I made a bot that plays hangman through GroupMe messages. Check it out on Github.
After a friend of mine created a simple bot that replied to keywords with images, I made a more complex bot that played hangman. I chose hangman because it was relatively simple to code and fit the text-based nature of GroupMe bots well.
Development
Both this tutorial and this tutorial were invaluable in creating this bot. The latter is a fully functioning bot that reacts to comments so adding functionality on top of that was not difficult.
I sketched out the control logic for the hangman game before implementing it, and it was simple enough to not require much debugging. This was fortunate because due to the particulars of the workflow setup it is very easy to catch compile-time errors but runtime errors can only be detected by the script failing silently in a real-world test. I know there are ways to test it locally with simulated input but I didn’t bother for this project.
Sloppy code, future improvements
Because I treated this as a mini-hackathon there are many things I could take an active effort to improve later.
- The array defining a list of 4000+ words for the random word picker is hardcoded into the main .js file and is also a one-liner spanning over 49k characters! Clearly this would be better off in a separate file, but it was most convenient this way.

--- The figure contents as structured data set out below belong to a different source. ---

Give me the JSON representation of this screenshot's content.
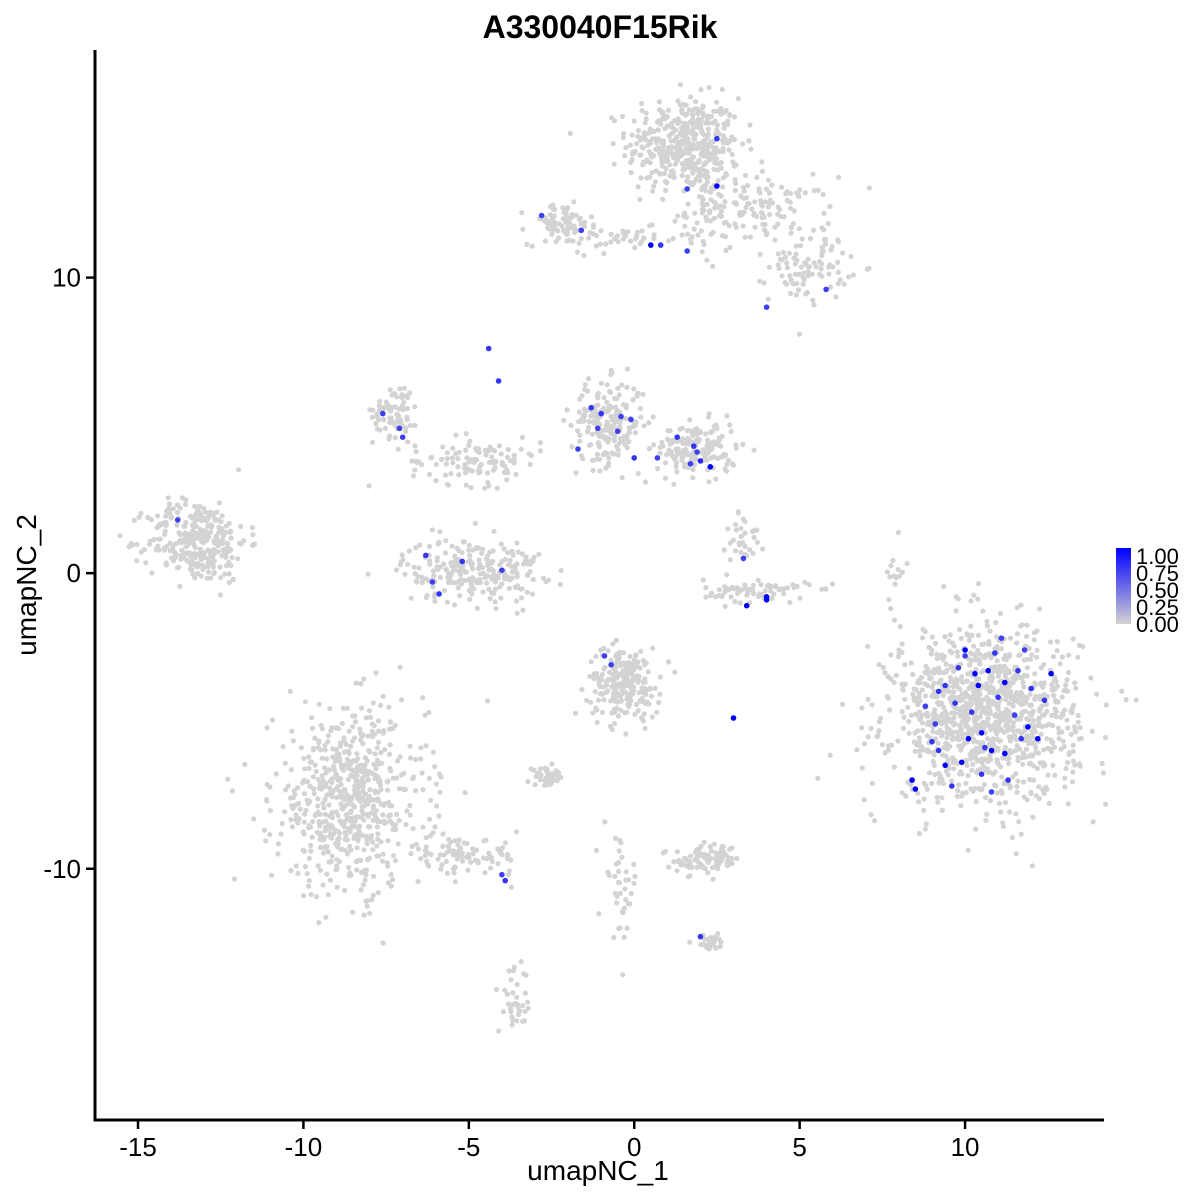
{
  "chart_data": {
    "type": "scatter",
    "title": "A330040F15Rik",
    "xlabel": "umapNC_1",
    "ylabel": "umapNC_2",
    "xlim": [
      -16.3,
      14.2
    ],
    "ylim": [
      -18.5,
      17.7
    ],
    "x_ticks": [
      -15,
      -10,
      -5,
      0,
      5,
      10
    ],
    "x_tick_labels": [
      "-15",
      "-10",
      "-5",
      "0",
      "5",
      "10"
    ],
    "y_ticks": [
      -10,
      0,
      10
    ],
    "y_tick_labels": [
      "-10",
      "0",
      "10"
    ],
    "grid": false,
    "color_scale": {
      "low": "#d3d3d3",
      "high": "#0000ff",
      "min": 0,
      "max": 1,
      "legend_labels": [
        "1.00",
        "0.75",
        "0.50",
        "0.25",
        "0.00"
      ],
      "legend_placement": "right"
    },
    "clusters": [
      {
        "cx": 1.5,
        "cy": 14.5,
        "sx": 0.85,
        "sy": 0.8,
        "n": 420
      },
      {
        "cx": 3.8,
        "cy": 12.3,
        "sx": 1.1,
        "sy": 0.55,
        "n": 130
      },
      {
        "cx": 5.3,
        "cy": 10.4,
        "sx": 0.6,
        "sy": 0.6,
        "n": 90
      },
      {
        "cx": 2.1,
        "cy": 12.3,
        "sx": 0.25,
        "sy": 1.0,
        "n": 45
      },
      {
        "cx": -2.2,
        "cy": 11.8,
        "sx": 0.5,
        "sy": 0.35,
        "n": 80
      },
      {
        "cx": -0.3,
        "cy": 11.3,
        "sx": 0.9,
        "sy": 0.2,
        "n": 40
      },
      {
        "cx": -13.2,
        "cy": 1.1,
        "sx": 0.75,
        "sy": 0.7,
        "n": 300
      },
      {
        "cx": -7.2,
        "cy": 5.5,
        "sx": 0.35,
        "sy": 0.45,
        "n": 70
      },
      {
        "cx": -4.8,
        "cy": 3.8,
        "sx": 1.0,
        "sy": 0.4,
        "n": 110
      },
      {
        "cx": -0.8,
        "cy": 5.1,
        "sx": 0.55,
        "sy": 0.7,
        "n": 200
      },
      {
        "cx": 1.9,
        "cy": 4.2,
        "sx": 0.6,
        "sy": 0.45,
        "n": 160
      },
      {
        "cx": -4.9,
        "cy": 0.1,
        "sx": 1.05,
        "sy": 0.55,
        "n": 240
      },
      {
        "cx": 3.7,
        "cy": -0.6,
        "sx": 0.8,
        "sy": 0.2,
        "n": 70
      },
      {
        "cx": 3.3,
        "cy": 1.2,
        "sx": 0.25,
        "sy": 0.5,
        "n": 30
      },
      {
        "cx": -0.3,
        "cy": -3.7,
        "sx": 0.55,
        "sy": 0.6,
        "n": 230
      },
      {
        "cx": -8.6,
        "cy": -7.7,
        "sx": 1.15,
        "sy": 1.55,
        "n": 620
      },
      {
        "cx": -5.2,
        "cy": -9.6,
        "sx": 0.9,
        "sy": 0.3,
        "n": 90
      },
      {
        "cx": -3.6,
        "cy": -14.5,
        "sx": 0.25,
        "sy": 0.55,
        "n": 35
      },
      {
        "cx": -2.6,
        "cy": -6.9,
        "sx": 0.3,
        "sy": 0.15,
        "n": 40
      },
      {
        "cx": 2.2,
        "cy": -9.7,
        "sx": 0.5,
        "sy": 0.25,
        "n": 90
      },
      {
        "cx": -0.4,
        "cy": -10.5,
        "sx": 0.25,
        "sy": 0.9,
        "n": 40
      },
      {
        "cx": 2.3,
        "cy": -12.5,
        "sx": 0.25,
        "sy": 0.12,
        "n": 25
      },
      {
        "cx": 10.6,
        "cy": -4.8,
        "sx": 1.4,
        "sy": 1.45,
        "n": 1150
      },
      {
        "cx": 7.9,
        "cy": 0.2,
        "sx": 0.15,
        "sy": 0.7,
        "n": 15
      }
    ],
    "expressing_points": [
      {
        "x": 0.5,
        "y": 11.1,
        "v": 1.0
      },
      {
        "x": 2.5,
        "y": 13.1,
        "v": 1.0
      },
      {
        "x": 2.5,
        "y": 14.7,
        "v": 0.75
      },
      {
        "x": 1.6,
        "y": 13.0,
        "v": 0.7
      },
      {
        "x": 0.8,
        "y": 11.1,
        "v": 0.75
      },
      {
        "x": 1.6,
        "y": 10.9,
        "v": 0.7
      },
      {
        "x": -2.8,
        "y": 12.1,
        "v": 0.7
      },
      {
        "x": -1.6,
        "y": 11.6,
        "v": 0.7
      },
      {
        "x": 5.8,
        "y": 9.6,
        "v": 0.7
      },
      {
        "x": 4.0,
        "y": 9.0,
        "v": 0.7
      },
      {
        "x": -4.4,
        "y": 7.6,
        "v": 0.75
      },
      {
        "x": -4.1,
        "y": 6.5,
        "v": 0.75
      },
      {
        "x": -7.6,
        "y": 5.4,
        "v": 0.7
      },
      {
        "x": -7.1,
        "y": 4.9,
        "v": 0.7
      },
      {
        "x": -7.0,
        "y": 4.6,
        "v": 0.7
      },
      {
        "x": -1.3,
        "y": 5.6,
        "v": 0.75
      },
      {
        "x": -1.0,
        "y": 5.4,
        "v": 0.75
      },
      {
        "x": -0.4,
        "y": 5.3,
        "v": 0.7
      },
      {
        "x": -0.1,
        "y": 5.2,
        "v": 0.7
      },
      {
        "x": -1.1,
        "y": 4.9,
        "v": 0.7
      },
      {
        "x": -0.5,
        "y": 4.8,
        "v": 0.7
      },
      {
        "x": -1.7,
        "y": 4.2,
        "v": 0.7
      },
      {
        "x": 0.0,
        "y": 3.9,
        "v": 0.75
      },
      {
        "x": 0.7,
        "y": 3.9,
        "v": 0.7
      },
      {
        "x": 1.3,
        "y": 4.6,
        "v": 0.75
      },
      {
        "x": 1.8,
        "y": 4.3,
        "v": 0.75
      },
      {
        "x": 1.9,
        "y": 4.1,
        "v": 0.7
      },
      {
        "x": 2.0,
        "y": 3.8,
        "v": 0.8
      },
      {
        "x": 2.3,
        "y": 3.6,
        "v": 1.0
      },
      {
        "x": 1.7,
        "y": 3.7,
        "v": 0.7
      },
      {
        "x": -13.8,
        "y": 1.8,
        "v": 0.7
      },
      {
        "x": -6.3,
        "y": 0.6,
        "v": 0.75
      },
      {
        "x": -5.2,
        "y": 0.4,
        "v": 0.75
      },
      {
        "x": -6.1,
        "y": -0.3,
        "v": 0.7
      },
      {
        "x": -5.9,
        "y": -0.7,
        "v": 0.75
      },
      {
        "x": -4.0,
        "y": 0.1,
        "v": 0.7
      },
      {
        "x": 3.3,
        "y": 0.5,
        "v": 0.7
      },
      {
        "x": 3.4,
        "y": -1.1,
        "v": 1.0
      },
      {
        "x": 4.0,
        "y": -0.8,
        "v": 1.0
      },
      {
        "x": 4.0,
        "y": -0.9,
        "v": 1.0
      },
      {
        "x": -0.9,
        "y": -2.8,
        "v": 0.7
      },
      {
        "x": -0.7,
        "y": -3.1,
        "v": 0.7
      },
      {
        "x": 3.0,
        "y": -4.9,
        "v": 1.0
      },
      {
        "x": -3.9,
        "y": -10.4,
        "v": 0.75
      },
      {
        "x": -4.0,
        "y": -10.2,
        "v": 0.7
      },
      {
        "x": 2.0,
        "y": -12.3,
        "v": 0.75
      },
      {
        "x": 8.4,
        "y": -7.0,
        "v": 1.0
      },
      {
        "x": 8.5,
        "y": -7.3,
        "v": 1.0
      },
      {
        "x": 9.0,
        "y": -5.7,
        "v": 0.75
      },
      {
        "x": 9.2,
        "y": -6.0,
        "v": 0.75
      },
      {
        "x": 9.4,
        "y": -6.5,
        "v": 1.0
      },
      {
        "x": 9.1,
        "y": -5.1,
        "v": 0.7
      },
      {
        "x": 8.8,
        "y": -4.5,
        "v": 0.7
      },
      {
        "x": 9.4,
        "y": -3.8,
        "v": 0.75
      },
      {
        "x": 9.8,
        "y": -3.2,
        "v": 0.75
      },
      {
        "x": 10.0,
        "y": -2.8,
        "v": 0.7
      },
      {
        "x": 10.3,
        "y": -3.4,
        "v": 1.0
      },
      {
        "x": 10.7,
        "y": -3.3,
        "v": 1.0
      },
      {
        "x": 11.2,
        "y": -3.7,
        "v": 1.0
      },
      {
        "x": 11.6,
        "y": -3.3,
        "v": 0.75
      },
      {
        "x": 12.6,
        "y": -3.4,
        "v": 1.0
      },
      {
        "x": 12.0,
        "y": -3.9,
        "v": 0.75
      },
      {
        "x": 11.9,
        "y": -5.2,
        "v": 1.0
      },
      {
        "x": 11.7,
        "y": -5.6,
        "v": 0.75
      },
      {
        "x": 11.2,
        "y": -6.1,
        "v": 1.0
      },
      {
        "x": 10.8,
        "y": -6.0,
        "v": 1.0
      },
      {
        "x": 10.5,
        "y": -5.4,
        "v": 1.0
      },
      {
        "x": 10.1,
        "y": -5.6,
        "v": 1.0
      },
      {
        "x": 9.9,
        "y": -6.4,
        "v": 1.0
      },
      {
        "x": 10.5,
        "y": -6.8,
        "v": 0.75
      },
      {
        "x": 10.4,
        "y": -3.8,
        "v": 1.0
      },
      {
        "x": 11.0,
        "y": -4.2,
        "v": 0.75
      },
      {
        "x": 10.9,
        "y": -2.7,
        "v": 0.75
      },
      {
        "x": 11.1,
        "y": -2.2,
        "v": 0.7
      },
      {
        "x": 10.0,
        "y": -2.6,
        "v": 1.0
      },
      {
        "x": 9.7,
        "y": -4.4,
        "v": 0.75
      },
      {
        "x": 10.2,
        "y": -4.7,
        "v": 0.75
      },
      {
        "x": 11.5,
        "y": -4.8,
        "v": 0.7
      },
      {
        "x": 12.2,
        "y": -5.6,
        "v": 1.0
      },
      {
        "x": 11.3,
        "y": -7.0,
        "v": 0.75
      },
      {
        "x": 10.8,
        "y": -7.4,
        "v": 0.7
      },
      {
        "x": 9.6,
        "y": -7.2,
        "v": 0.75
      },
      {
        "x": 12.4,
        "y": -4.3,
        "v": 0.75
      },
      {
        "x": 9.2,
        "y": -4.0,
        "v": 0.75
      },
      {
        "x": 11.8,
        "y": -2.6,
        "v": 0.7
      },
      {
        "x": 10.6,
        "y": -5.9,
        "v": 0.75
      }
    ]
  }
}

- Another potential improvement would be the reduction of
this.res.writeHead(200)
andthis.res.end()
lines everywhere. I found that I couldn’t put these into another function for simplicity but that is likely due to my limited understanding of how these functions operate. - For some reason after (usually) the 5th consecutive command the bot doesn’t respond for a while. This caused some difficulty in debugging as I didn’t know whether a lack of response was caused by the aforementioned lag or by a runtime error failing silently. This appears to be an issue with Heroku.